Board officials identified charter school tuition and special-education costs as the primary uncontrollable drivers of the deficit. Business manager Mr. Steffey and Dr. Cohen (a district official who handles special-education reporting) described how state reporting (Act 16 reports) and federal privacy rules limit how much student-level information the district can access or publish and explained that charter and special-education payments are categorized into cost "tiers," which can result in widely different per-student charges.
As part of the discussion on ways to close the gap, the board heard a presentation from PFM Financial Advisors on debt restructuring. Brad Remig of PFM said the district currently has about $9.6 million scheduled in municipal-bond payments this fiscal year and about $10.6 million next year; he presented a restructuring option that could lower next year’s net payments to roughly $7.6 million but would increase interest costs over the life of the debt and carry a present-value cost of about $1,359,000. PFM said a bond issue would need to be closed before June 1 for savings to affect next year’s budget and that refunding restrictions would likely prevent refinancing for roughly 7–8 years.
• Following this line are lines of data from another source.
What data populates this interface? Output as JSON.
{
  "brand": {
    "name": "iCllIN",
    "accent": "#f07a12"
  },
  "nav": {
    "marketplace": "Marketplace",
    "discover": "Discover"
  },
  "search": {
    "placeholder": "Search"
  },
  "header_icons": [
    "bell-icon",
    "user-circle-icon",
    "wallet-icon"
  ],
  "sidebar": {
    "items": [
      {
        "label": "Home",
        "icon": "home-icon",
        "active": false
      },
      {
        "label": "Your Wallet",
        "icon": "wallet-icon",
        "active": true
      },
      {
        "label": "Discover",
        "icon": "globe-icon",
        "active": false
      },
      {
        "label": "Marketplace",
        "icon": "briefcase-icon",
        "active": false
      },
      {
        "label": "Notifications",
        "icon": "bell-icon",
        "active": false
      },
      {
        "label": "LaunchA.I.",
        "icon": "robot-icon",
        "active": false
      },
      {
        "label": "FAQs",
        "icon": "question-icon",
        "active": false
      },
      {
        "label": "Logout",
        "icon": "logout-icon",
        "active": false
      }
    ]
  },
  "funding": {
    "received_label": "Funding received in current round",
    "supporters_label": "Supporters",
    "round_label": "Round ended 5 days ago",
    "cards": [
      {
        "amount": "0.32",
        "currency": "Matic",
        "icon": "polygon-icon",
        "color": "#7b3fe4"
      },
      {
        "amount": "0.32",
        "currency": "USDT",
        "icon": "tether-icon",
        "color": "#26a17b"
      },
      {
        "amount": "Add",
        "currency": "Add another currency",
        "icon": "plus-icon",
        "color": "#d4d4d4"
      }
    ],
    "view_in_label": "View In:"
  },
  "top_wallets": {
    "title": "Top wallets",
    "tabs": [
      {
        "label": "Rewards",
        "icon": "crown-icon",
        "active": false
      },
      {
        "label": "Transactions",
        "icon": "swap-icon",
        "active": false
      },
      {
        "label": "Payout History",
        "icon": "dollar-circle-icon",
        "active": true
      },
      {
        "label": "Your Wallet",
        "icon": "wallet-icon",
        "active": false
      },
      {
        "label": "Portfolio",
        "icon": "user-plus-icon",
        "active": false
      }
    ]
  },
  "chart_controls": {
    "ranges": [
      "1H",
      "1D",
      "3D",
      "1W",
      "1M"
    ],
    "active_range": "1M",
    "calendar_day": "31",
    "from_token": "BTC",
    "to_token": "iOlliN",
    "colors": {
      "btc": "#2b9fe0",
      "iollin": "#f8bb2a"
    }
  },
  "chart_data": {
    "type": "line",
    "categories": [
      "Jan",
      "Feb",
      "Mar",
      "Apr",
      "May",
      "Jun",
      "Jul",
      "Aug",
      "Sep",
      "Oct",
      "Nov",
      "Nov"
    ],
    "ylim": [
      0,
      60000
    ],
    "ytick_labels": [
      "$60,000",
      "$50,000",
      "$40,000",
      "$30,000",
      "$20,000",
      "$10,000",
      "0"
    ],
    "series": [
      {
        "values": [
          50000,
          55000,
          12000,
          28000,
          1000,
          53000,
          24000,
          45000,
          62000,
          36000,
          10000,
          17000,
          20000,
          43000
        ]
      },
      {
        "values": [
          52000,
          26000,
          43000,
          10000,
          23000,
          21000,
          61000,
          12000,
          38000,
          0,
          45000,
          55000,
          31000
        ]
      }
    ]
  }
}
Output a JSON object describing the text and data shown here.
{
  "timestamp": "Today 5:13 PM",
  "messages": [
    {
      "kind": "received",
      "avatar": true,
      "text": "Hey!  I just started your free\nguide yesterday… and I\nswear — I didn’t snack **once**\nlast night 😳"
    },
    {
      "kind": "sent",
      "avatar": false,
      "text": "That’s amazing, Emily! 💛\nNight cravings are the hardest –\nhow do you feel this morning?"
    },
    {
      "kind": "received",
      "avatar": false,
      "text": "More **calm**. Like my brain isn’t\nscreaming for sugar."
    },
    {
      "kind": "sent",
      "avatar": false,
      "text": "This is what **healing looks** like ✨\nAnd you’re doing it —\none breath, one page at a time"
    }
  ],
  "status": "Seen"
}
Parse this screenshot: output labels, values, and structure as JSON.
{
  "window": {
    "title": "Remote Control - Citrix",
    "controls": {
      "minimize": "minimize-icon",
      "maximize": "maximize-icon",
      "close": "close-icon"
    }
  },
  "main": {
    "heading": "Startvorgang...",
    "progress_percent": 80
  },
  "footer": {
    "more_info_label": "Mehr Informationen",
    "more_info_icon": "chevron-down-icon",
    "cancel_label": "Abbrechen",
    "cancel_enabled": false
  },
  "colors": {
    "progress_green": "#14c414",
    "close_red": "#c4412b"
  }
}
Administrators emphasized that the approved document is a working preliminary budget and does not bind the district to final decisions. Dr. Lee said the administration will recommend a range of cost-reduction options, including position eliminations, staffing-efficiency measures, possible program reductions at the secondary level, restructuring debt service and reassessing nonpublic-school nursing services. The board scheduled additional budget workshops and committee meetings between now and the June 30 finalization deadline and invited the public to participate.
Roll-call votes were recorded when the board approved the preliminary budget; the motion carried. Several board members stressed that the vote was a statutory procedural step required to begin the state submission and that more work would follow to close the remaining budget gap.
The board defeated a subsequent motion to publish notices seeking Act 1 referendum exemptions after members noted the district’s legal ineligibility to pursue those exemptions.